Godbee recently celebrated his 64th birthday, has been exercising daily, and is back at work as a CPR instructor. He is also planning a trip to visit some of his grandkids in Florida and celebrate his new chance at life with them, a press release from Mount Sinai stated.
“I think he’s kind of back to the life he wanted to live,” Moss said. “He is back at work. He is obviously much less limited. He is able to go about his daily activities, which for him, is really spending time with family. He’s even taking vacations again. So he’s really kind of back to living the life that he wanted to, but that his health was getting in the way of.”
You never know when you might need CPR

As the captain of the volunteer ambulance corps in Peekskill, Godbee has saved a good number of lives himself. Growing up in a big family, he would regularly use the Heimlich maneuver to save his brothers and sisters who were choking.
Godbee later served as a fireman in Peekskill for 23 years. He continued on as an EMT at Volunteer Ambulance Corps for about 40 years, the two services overlapping. He is an inspector for the Peekskill Office of Emergency management and the captain of the Garrison Volunteer Ambulance Corps.

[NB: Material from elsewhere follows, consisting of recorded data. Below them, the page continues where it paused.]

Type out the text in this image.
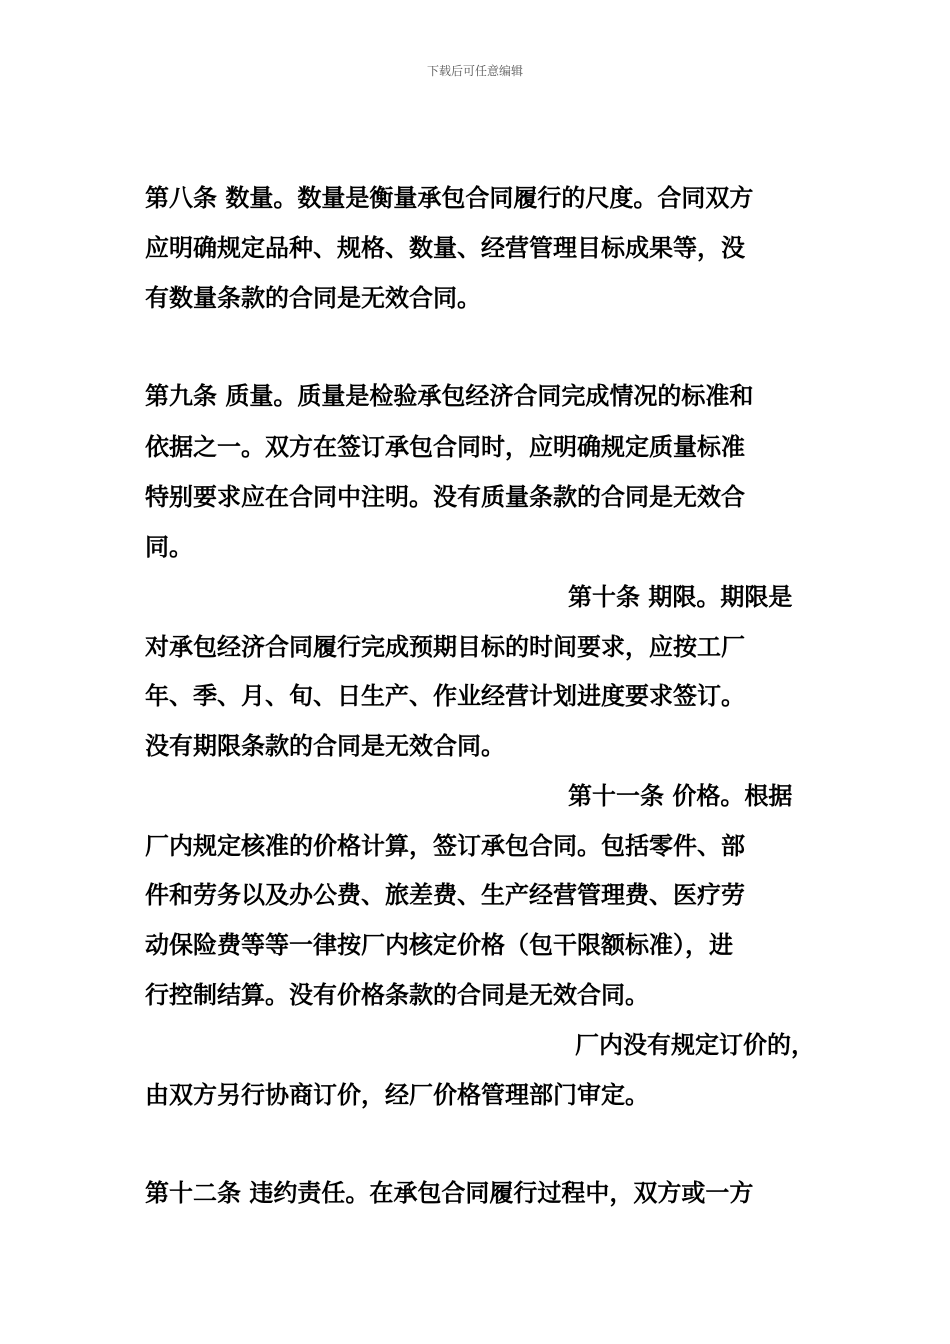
下载后可任意编辑
第八条 数量。数量是衡量承包合同履行的尺度。合同双方
应明确规定品种、规格、数量、经营管理目标成果等，没
有数量条款的合同是无效合同。
第九条 质量。质量是检验承包经济合同完成情况的标准和
依据之一。双方在签订承包合同时，应明确规定质量标准
特别要求应在合同中注明。没有质量条款的合同是无效合
同。
第十条 期限。期限是
对承包经济合同履行完成预期目标的时间要求，应按工厂
年、季、月、旬、日生产、作业经营计划进度要求签订。
没有期限条款的合同是无效合同。
第十一条 价格。根据
厂内规定核准的价格计算，签订承包合同。包括零件、部
件和劳务以及办公费、旅差费、生产经营管理费、医疗劳
动保险费等等一律按厂内核定价格（包干限额标准），进
行控制结算。没有价格条款的合同是无效合同。
厂内没有规定订价的，
由双方另行协商订价，经厂价格管理部门审定。
第十二条 违约责任。在承包合同履行过程中，双方或一方
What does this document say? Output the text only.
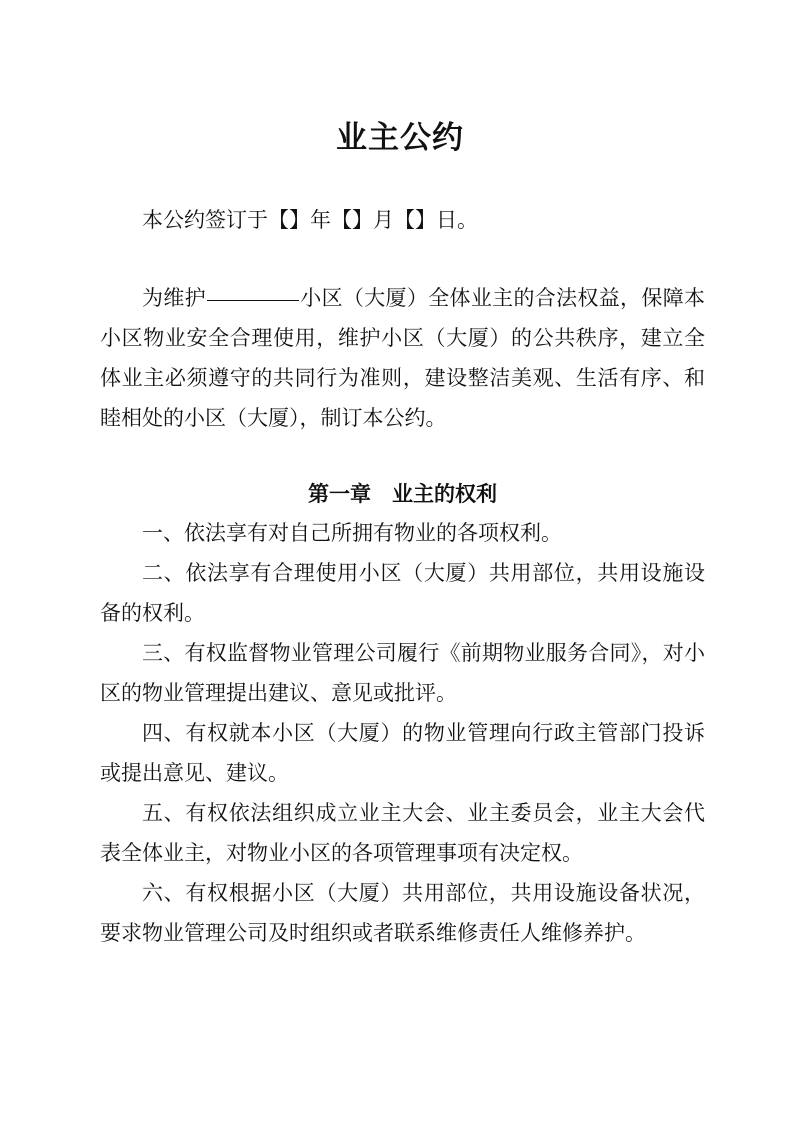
业主公约

本公约签订于【】年【】月【】日。

为维护	小区（大厦）全体业主的合法权益，保障本小区物业安全合理使用，维护小区（大厦）的公共秩序，建立全体业主必须遵守的共同行为准则，建设整洁美观、生活有序、和睦相处的小区（大厦），制订本公约。

第一章　业主的权利

一、依法享有对自己所拥有物业的各项权利。

二、依法享有合理使用小区（大厦）共用部位，共用设施设备的权利。

三、有权监督物业管理公司履行《前期物业服务合同》，对小区的物业管理提出建议、意见或批评。

四、有权就本小区（大厦）的物业管理向行政主管部门投诉或提出意见、建议。

五、有权依法组织成立业主大会、业主委员会，业主大会代表全体业主，对物业小区的各项管理事项有决定权。

六、有权根据小区（大厦）共用部位，共用设施设备状况，要求物业管理公司及时组织或者联系维修责任人维修养护。
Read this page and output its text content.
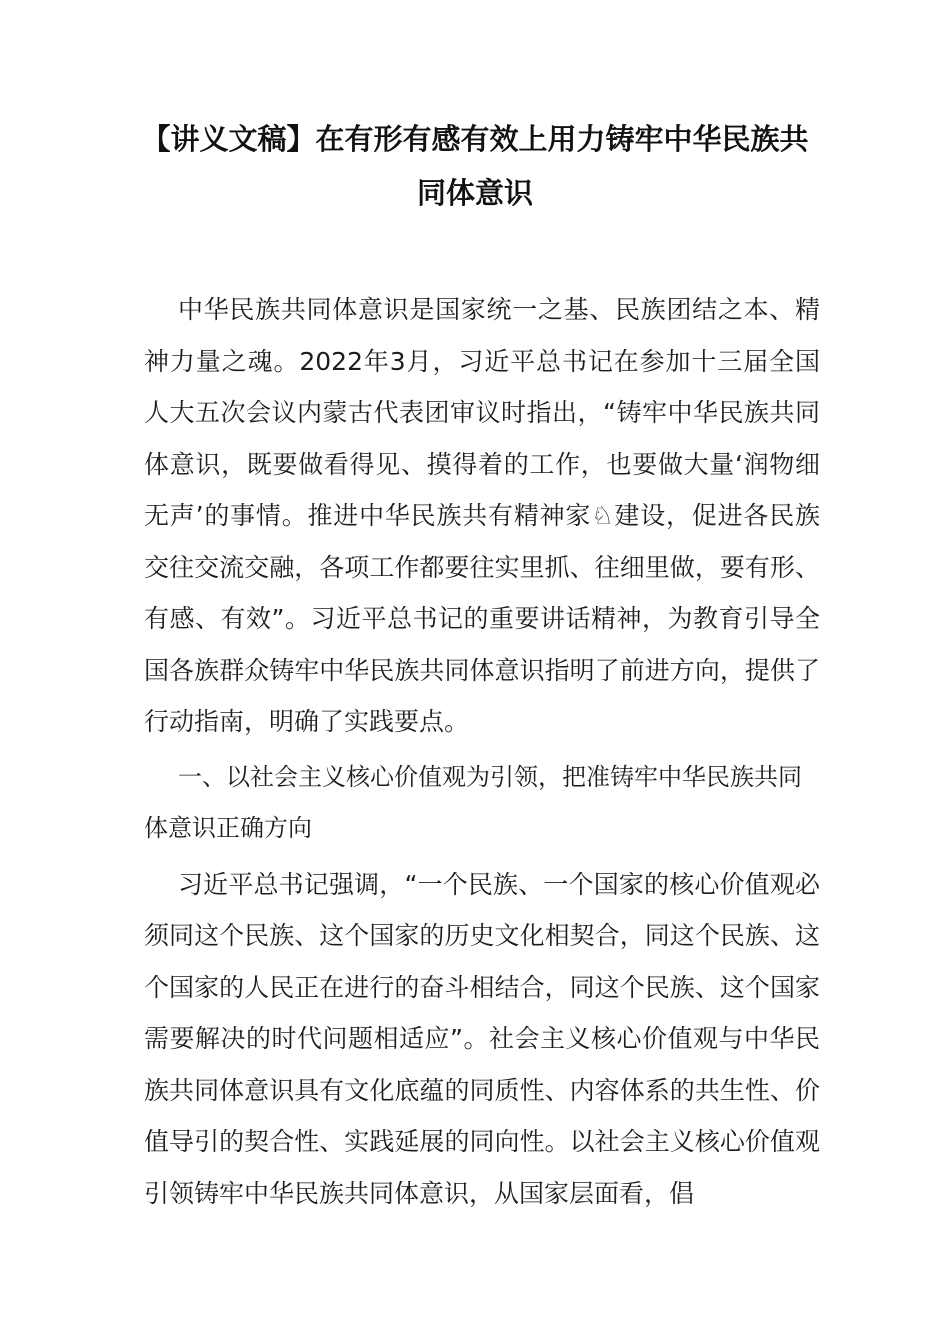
【讲义文稿】在有形有感有效上用力铸牢中华民族共同体意识

中华民族共同体意识是国家统一之基、民族团结之本、精神力量之魂。2022年3月，习近平总书记在参加十三届全国人大五次会议内蒙古代表团审议时指出，“铸牢中华民族共同体意识，既要做看得见、摸得着的工作，也要做大量‘润物细无声’的事情。推进中华民族共有精神家♘建设，促进各民族交往交流交融，各项工作都要往实里抓、往细里做，要有形、有感、有效”。习近平总书记的重要讲话精神，为教育引导全国各族群众铸牢中华民族共同体意识指明了前进方向，提供了行动指南，明确了实践要点。

一、以社会主义核心价值观为引领，把准铸牢中华民族共同体意识正确方向

习近平总书记强调，“一个民族、一个国家的核心价值观必须同这个民族、这个国家的历史文化相契合，同这个民族、这个国家的人民正在进行的奋斗相结合，同这个民族、这个国家需要解决的时代问题相适应”。社会主义核心价值观与中华民族共同体意识具有文化底蕴的同质性、内容体系的共生性、价值导引的契合性、实践延展的同向性。以社会主义核心价值观引领铸牢中华民族共同体意识，从国家层面看，倡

As both a CPR instructor and CPR recipient, Godbee emphasized the importance of knowing CPR and said you never know when you might need it. He said he constantly hears back from people he trained telling him they were able to save a life thanks to his lessons.
According to Mount Sinai, every year more than 436,000 Americans die from a cardiac arrest and globally cardiac arrest claims more lives than breast cancer, prostate cancer, influenza, and auto accidents.
While CPR can double or triple chances of survival after cardiac arrest, Mount Sinai said that only 17 percent (in one study) are aware of the recommended technique of chest compressions alone. Additionally, 49 percent may not be able to perform hands-only CPR in an emergency.
Asked what Godbee would say to someone hesitant to learn CPR, he said, “Think of your family. It could be anywhere and it happens.”